Exchanges are a huge component of the health-care law: They're the online marketplaces where Americans can compare and purchase insurance plans. Come 2014, they will be the only place where individuals can spend the $23 billion in insurance subsidies that year.
But even for the wonkiest of health-care wonks, this is one of the harder decisions to get excited about. For one thing, we're not expecting many surprises. Nearly all of the states have already made their intentions clear, as you can see on this map, which comes from consulting firm Avalere Health.
"At this point, my sense is that things are fairly baked in for the deadline," says Caroline Pearson, who directs a team of 12 trackers following exchange developments.
The dark blue states will build their health exchanges on their own. That means they'll stand up complex IT infrastructures that can determine who is eligible for which insurance program. These states will decide who gets to sell on the insurance exchange, how they'll pay for the operation and how they'll make sure that people actually know about the new program.
The light blue states won't be doing any of that: Those states will leave all those tasks above to the federal government. That creates a big lift for Health and Human Services; Avalere estimates that about two-thirds of the Americans who will gain insurance through the exchanges will do so on a market run by the federal government.
The yellow and green states are somewhere in the middle. They'll probably handle things that need to be done on the ground, things like outreach and letting people know about the new options. The federal government will handle the more complex stuff, things like income determination and eligibility.

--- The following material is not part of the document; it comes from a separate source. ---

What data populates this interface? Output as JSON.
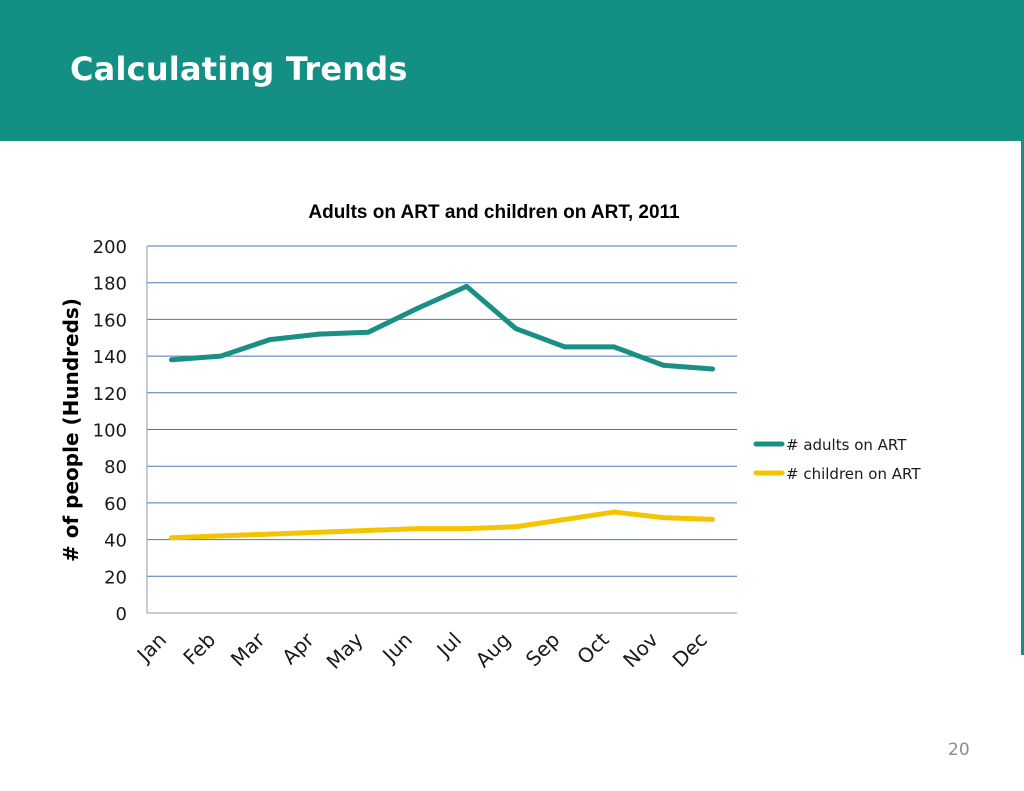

There's a huge difference for states in workload, whether they decide to take on the entire task or leave it to the federal government. But for consumers, most health policy experts think it won't have a huge impact. Everyone, come October 2013, will have a Web site where they can use premium subsidies to purchase an insurance policy.

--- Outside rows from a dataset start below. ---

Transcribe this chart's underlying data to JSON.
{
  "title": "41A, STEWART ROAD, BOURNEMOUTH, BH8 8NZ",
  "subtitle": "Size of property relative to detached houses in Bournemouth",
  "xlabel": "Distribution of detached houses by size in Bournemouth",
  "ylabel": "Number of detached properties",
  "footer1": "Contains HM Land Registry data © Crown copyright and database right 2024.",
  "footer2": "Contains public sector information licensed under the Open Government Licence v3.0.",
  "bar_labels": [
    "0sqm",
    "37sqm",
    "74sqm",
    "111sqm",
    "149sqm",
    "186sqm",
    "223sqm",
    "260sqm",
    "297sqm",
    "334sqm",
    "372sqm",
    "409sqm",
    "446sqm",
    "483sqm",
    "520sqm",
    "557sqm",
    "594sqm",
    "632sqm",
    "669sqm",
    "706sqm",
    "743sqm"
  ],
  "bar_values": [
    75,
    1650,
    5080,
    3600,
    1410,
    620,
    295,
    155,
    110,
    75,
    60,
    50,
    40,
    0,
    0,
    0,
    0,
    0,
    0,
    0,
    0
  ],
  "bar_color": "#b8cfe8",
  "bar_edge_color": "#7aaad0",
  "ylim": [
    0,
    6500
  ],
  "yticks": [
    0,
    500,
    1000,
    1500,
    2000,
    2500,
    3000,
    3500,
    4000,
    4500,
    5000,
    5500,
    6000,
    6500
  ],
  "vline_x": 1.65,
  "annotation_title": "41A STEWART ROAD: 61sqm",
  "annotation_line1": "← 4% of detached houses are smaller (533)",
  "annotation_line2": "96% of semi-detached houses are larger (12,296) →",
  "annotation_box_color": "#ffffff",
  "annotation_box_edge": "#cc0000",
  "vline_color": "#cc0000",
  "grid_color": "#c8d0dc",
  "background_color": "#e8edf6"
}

This isn't like the Medicaid expansion. When states decide not to participate in that program, they're deciding whether or not those earning less than the poverty line will gain access to insurance. That's not the case with the insurance exchanges: If states don't move forward, the federal government comes in and takes over the task.
"From the consumer perspective, hopefully there won't be a huge difference," Pearson says. "Either way, you're going to go online and compare offerings."
Still, some see space for a federal exchange to work less smoothly than ones in the hands of states. That includes Joel Ario, who spent two years at Health and Human Services, overseeing the health exchanges for the federal government. If there's anyone who knows health exchanges, its him.
Ario points to one provision in federal regulations, which initially indicated that the federal government would handle determining who was eligible for what: If they earned below 133 percent of the poverty line, for example, and qualified for Medicaid.
The states balked: They had always been responsible for determining Medicaid eligibility and did not want to cede that power to the federal government. So the final, federal rules were revised: Both states and the federal government will get to run eligibility determinations -- for the exact same consumers they're serving.
"What you're going to have is these states where you'll have the federal government saying this case looks like 100 percent of the poverty line, but then the state can choose to do an assessment," says Ario, who now works at the law firm Manatt, Phelps & Phillips.
That could gum up the process of getting people enrolled, if the process has to run through the federal government and then cycle again through the state officials. "If you involve two layers of government in decision making, that's most likely going to make it less smooth than having just one," Ario says.
Ario sees that as a minor obstacle: The benefit determination will get made; it just might take a little bit longer. But it will get done, and there's not much states can do at this point to stand in the way.